Für jeden die passende Größe
Anders aber als im Film brauchen Seat und die anderen Automarken des VW-Konzerns keine Schrumpfstrahlen, sondern nur einen Baukasten. Genauer gesagt, den modularen Querbaukasten MQB. Ihn nutzen sowohl der brandneue Seat Ibiza als auch der Seat Ateca, an denen sich der Arona stilistisch orientiert.
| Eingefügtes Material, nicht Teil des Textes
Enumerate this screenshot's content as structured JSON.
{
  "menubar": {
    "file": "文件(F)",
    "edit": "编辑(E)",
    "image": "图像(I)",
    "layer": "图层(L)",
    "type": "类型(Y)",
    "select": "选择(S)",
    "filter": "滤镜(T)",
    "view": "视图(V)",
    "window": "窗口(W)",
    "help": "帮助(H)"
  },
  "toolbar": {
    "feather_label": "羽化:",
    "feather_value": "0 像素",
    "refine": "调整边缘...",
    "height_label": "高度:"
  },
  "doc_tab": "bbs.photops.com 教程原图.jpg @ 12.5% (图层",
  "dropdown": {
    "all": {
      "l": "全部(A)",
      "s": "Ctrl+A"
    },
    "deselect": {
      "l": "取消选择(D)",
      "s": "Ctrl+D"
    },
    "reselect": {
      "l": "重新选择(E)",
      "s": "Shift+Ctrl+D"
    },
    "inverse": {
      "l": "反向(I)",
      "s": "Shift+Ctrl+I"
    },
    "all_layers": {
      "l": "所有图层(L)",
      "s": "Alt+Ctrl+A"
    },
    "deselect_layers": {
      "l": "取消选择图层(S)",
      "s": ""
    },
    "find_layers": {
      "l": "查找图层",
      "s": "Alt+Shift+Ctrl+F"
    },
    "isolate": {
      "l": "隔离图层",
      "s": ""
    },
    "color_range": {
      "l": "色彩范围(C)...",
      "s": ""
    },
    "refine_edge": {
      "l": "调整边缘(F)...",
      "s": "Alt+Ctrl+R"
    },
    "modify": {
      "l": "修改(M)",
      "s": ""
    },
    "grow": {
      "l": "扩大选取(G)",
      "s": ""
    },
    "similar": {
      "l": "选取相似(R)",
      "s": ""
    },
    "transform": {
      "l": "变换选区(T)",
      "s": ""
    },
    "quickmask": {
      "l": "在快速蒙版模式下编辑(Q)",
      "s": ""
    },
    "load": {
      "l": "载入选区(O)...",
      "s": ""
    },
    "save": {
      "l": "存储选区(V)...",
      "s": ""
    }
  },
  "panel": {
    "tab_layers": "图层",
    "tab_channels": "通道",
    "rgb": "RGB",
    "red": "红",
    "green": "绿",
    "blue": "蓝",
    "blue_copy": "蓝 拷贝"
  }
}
Mit Blick auf die SUV-Strategie von Seat, mit sich der die Marke in den schwarzen Zahlen etablieren will, gibt es gewissermaßen drei Baukasten-Schubladen. In der ersten rangiert der Arona. Sie beinhaltet Fahrzeuge von rund 4,20 Meter Länge, darunter der Audi Q2, aber auch der VW T-ROC alias "Golf-SUV" und ein künftiges Skoda-Modell.

Marktstart noch 2017
In die zweite Schublade greift man für SUVs im Format 4,35 Meter bis 4,50 Meter. Dort befinden sich bereits der erfolgreiche Seat Ateca und der Kassenschlager VW Tiguan. In Kürze stößt der Skoda Karoq dazu, auch der nächste Audi Q3 wird sich hier einsortieren. Zu guter Letzt gibt es im dritten Regalauszug die SUVs von 4,70 Meter Länge wie den Skoda Kodiaq und den VW Tiguan Allspace. Hier hat Seat bereits seinen Fahrzeug-Zugang bestätigt. Zurück zum kleinen Arona. Er wird im Stammwerk Martorell bei Barcelona gefertigt. Als Motorisierungen gelten der 1.0 TSI und der 1.6 TDI mit jeweils 115 PS als gesetzt. Allrad bekommen wohl nur für die stärksten Varianten mit je 190 PS. Die Premiere erwarten wir auf der Frankfurter IAA im September 2017, der Marktstart dürfte noch im gleichen Jahr stattfinden.